Perlstein then combines Hayes' observations of undecided Sconnies from 20 years ago, and how these types of voters are basically deciding what American reality they are going to live in.
I imagine that what at least some of them — certainly more than those supposedly entering the two candidates’ issue positions onto spreadsheets to study, ruling out the candidate not “specific” enough about their fiscal policies — are undecided because they are poised at a threshold. “Undecided” is a way station between the final surrender to the Trumpian fantasy, and all the imaginary comforts it offers, and sticking with the rest of us in the reality-based community, despite all the existential terrors the real world affords.
It really feels like this election comes down to a relatively straightforward question.
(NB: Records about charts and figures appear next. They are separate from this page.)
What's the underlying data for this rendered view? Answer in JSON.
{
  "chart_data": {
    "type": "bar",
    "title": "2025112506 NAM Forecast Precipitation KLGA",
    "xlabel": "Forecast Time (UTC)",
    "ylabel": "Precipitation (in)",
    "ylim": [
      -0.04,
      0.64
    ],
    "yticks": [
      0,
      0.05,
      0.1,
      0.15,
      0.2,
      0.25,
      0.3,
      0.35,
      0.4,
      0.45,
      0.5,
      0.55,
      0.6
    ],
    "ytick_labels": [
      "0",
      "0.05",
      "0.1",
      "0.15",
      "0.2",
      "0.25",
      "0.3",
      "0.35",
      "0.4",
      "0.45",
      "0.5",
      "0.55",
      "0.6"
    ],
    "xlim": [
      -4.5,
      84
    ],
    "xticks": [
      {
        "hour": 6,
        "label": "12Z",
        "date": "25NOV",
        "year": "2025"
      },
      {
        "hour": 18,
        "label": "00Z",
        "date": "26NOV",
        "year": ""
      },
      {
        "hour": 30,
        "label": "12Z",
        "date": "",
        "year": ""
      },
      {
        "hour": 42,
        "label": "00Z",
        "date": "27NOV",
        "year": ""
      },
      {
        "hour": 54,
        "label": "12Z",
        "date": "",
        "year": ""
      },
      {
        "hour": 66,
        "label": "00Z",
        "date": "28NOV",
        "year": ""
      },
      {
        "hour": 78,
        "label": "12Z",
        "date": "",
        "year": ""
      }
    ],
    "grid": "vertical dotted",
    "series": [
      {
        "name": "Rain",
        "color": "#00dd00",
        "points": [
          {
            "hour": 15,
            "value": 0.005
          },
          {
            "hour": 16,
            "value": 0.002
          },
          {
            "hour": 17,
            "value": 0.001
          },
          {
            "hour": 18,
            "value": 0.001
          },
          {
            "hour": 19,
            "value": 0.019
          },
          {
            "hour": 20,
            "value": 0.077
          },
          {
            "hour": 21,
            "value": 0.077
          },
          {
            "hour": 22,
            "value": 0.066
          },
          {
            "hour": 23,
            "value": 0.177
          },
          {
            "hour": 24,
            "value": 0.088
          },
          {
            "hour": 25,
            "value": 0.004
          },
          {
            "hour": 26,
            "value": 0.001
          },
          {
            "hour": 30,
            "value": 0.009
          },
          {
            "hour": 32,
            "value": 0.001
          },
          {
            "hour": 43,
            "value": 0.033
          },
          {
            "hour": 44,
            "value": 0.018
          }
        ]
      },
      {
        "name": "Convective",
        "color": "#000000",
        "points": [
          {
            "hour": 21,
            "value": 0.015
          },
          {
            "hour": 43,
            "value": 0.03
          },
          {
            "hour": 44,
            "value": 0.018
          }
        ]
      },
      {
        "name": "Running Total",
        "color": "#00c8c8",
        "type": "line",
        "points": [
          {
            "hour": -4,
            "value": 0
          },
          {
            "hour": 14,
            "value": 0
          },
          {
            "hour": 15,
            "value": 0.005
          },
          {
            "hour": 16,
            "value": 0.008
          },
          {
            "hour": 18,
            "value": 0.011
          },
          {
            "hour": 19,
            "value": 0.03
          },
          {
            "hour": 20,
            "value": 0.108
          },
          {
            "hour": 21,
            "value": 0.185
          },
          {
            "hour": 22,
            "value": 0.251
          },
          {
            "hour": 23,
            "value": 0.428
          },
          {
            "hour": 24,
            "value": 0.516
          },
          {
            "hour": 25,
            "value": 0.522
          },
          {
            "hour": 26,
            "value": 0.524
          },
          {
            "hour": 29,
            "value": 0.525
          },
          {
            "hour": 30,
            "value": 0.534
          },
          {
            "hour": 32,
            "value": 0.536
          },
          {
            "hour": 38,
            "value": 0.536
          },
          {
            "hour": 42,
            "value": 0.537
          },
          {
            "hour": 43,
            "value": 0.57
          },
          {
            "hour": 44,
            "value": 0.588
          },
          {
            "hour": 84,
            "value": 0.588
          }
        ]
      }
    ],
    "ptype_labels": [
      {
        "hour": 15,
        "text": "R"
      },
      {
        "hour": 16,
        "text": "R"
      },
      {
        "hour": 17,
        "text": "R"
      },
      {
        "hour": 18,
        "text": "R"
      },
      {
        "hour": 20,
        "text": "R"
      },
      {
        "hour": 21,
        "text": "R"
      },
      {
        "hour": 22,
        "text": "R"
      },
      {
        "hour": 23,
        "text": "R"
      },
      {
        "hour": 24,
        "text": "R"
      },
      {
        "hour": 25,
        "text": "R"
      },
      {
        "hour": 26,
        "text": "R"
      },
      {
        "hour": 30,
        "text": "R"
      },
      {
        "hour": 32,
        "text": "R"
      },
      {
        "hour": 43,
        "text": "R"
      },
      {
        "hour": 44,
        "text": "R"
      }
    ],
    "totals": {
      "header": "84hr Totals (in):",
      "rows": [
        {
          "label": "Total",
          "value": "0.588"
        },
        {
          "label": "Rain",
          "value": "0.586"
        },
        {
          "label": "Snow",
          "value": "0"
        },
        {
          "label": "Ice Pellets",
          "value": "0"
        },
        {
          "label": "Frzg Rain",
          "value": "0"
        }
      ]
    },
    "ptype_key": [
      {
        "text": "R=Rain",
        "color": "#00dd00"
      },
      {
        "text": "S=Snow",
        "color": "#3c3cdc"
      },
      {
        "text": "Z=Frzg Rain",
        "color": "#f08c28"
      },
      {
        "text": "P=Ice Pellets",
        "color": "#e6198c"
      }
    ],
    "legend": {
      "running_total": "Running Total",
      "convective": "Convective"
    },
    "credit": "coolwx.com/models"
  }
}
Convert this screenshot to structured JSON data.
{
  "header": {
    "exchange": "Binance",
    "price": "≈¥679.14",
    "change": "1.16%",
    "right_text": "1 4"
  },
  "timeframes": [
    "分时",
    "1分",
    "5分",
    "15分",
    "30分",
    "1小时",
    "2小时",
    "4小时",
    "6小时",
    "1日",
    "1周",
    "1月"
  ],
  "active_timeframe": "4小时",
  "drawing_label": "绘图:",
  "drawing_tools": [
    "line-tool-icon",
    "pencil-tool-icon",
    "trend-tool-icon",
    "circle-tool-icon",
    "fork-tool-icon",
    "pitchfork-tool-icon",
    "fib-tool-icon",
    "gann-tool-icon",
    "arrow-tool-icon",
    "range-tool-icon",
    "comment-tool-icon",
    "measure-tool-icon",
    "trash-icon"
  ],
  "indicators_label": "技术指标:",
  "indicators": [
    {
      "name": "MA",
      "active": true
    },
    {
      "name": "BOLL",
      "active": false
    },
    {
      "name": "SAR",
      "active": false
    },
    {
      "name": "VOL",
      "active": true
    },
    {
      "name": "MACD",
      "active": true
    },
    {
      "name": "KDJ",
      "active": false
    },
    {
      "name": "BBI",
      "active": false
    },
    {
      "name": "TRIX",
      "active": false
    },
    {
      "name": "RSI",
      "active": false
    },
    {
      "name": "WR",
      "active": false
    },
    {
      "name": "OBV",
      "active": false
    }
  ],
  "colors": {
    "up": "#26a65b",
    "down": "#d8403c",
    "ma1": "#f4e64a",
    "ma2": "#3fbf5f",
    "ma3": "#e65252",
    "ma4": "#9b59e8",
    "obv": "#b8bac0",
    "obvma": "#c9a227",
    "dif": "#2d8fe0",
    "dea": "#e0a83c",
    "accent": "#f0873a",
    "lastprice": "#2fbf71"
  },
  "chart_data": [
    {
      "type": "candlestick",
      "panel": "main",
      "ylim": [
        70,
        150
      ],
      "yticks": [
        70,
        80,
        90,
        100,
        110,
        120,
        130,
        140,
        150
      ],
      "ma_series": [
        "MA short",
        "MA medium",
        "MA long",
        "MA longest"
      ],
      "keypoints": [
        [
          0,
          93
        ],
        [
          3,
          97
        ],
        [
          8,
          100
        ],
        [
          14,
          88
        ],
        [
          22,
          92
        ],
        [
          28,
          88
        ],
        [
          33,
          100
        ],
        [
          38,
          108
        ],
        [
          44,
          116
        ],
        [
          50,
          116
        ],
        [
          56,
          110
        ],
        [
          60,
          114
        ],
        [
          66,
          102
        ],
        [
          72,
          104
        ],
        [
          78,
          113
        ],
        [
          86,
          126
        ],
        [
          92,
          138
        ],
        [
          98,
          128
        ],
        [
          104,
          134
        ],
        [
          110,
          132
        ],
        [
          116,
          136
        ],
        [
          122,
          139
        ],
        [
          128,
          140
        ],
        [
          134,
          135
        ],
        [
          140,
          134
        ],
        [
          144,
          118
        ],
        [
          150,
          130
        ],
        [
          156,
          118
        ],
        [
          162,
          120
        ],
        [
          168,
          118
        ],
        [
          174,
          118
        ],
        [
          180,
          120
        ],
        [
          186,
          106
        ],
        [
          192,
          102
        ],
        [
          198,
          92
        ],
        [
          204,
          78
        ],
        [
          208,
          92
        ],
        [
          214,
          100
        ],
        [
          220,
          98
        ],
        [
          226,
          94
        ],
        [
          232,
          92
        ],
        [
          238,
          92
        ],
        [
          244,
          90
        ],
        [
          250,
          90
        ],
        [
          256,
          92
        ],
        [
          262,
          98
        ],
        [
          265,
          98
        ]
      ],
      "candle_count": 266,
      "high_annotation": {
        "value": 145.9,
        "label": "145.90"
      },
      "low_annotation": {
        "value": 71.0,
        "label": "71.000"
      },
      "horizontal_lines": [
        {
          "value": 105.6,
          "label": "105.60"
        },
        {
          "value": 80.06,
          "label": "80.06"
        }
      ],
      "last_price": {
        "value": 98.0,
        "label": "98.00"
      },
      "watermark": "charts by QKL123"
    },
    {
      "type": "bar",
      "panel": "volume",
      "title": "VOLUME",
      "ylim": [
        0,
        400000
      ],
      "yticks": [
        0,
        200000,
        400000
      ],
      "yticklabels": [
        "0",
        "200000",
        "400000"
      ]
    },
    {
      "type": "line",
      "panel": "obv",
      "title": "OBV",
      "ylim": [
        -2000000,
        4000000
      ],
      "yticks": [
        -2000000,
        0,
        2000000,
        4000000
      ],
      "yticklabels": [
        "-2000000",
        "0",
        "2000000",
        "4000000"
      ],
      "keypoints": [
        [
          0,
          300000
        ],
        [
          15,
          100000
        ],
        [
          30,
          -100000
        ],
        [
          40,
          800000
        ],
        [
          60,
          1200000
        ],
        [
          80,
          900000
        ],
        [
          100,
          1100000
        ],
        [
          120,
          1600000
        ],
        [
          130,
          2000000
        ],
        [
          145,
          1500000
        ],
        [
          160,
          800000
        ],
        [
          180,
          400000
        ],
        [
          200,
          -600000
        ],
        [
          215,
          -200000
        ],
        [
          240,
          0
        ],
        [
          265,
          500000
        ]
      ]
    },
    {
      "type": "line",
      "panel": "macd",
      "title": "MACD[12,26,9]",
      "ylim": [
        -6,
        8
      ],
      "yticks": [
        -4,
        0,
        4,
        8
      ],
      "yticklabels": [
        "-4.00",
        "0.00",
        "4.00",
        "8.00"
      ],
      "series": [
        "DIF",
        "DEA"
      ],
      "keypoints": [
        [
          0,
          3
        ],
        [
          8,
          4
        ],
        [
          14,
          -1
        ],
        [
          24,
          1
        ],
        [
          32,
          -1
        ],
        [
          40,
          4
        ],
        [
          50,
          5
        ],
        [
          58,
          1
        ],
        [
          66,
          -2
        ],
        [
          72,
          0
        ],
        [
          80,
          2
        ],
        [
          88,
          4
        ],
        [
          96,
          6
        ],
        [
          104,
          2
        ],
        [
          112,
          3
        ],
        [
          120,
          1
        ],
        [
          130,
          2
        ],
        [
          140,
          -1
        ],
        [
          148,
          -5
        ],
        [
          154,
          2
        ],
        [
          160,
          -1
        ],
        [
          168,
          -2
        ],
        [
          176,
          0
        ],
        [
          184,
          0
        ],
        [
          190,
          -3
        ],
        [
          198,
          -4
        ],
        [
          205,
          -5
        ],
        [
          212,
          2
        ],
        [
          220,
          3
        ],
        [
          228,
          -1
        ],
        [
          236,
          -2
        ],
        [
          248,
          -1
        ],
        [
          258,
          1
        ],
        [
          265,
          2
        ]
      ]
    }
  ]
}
Do you believe that the country is going downhill, times are tough, and scary brown people are marauding the streets and making you cower in your basement? Or do you go outside, touch grass, look around, and realize things are much better than the hellscape we were in 4 years ago. And that you want to live in a diverse and becalmed country where respect for others is a virtue, versus something to be taken advantage of.

It seems like an easy choice, but it also involves thinking and making an effort to care. What MAGA is counting on is that enough Americans won’t do those things, and allow them to grab power through fear, idiocy, and self-centeredness. And if the bad guys win, we will have rulers that are not based in reality, dealing with non-problems and residing in BubbleWorld instead of real life.

The MAGA-GOPs would be using their power to actively build their Bubble of BS higher, and put those lies and deflections into policies and laws. We would then have a country that wouldn't be worth saving, because enough of its citizenry has decided it doesn't want to deal with reality, and there will be no sense for those of us living in the reality-based community to exert any effort to dig these jackwagons out of the hole that MAGAts will have put us in.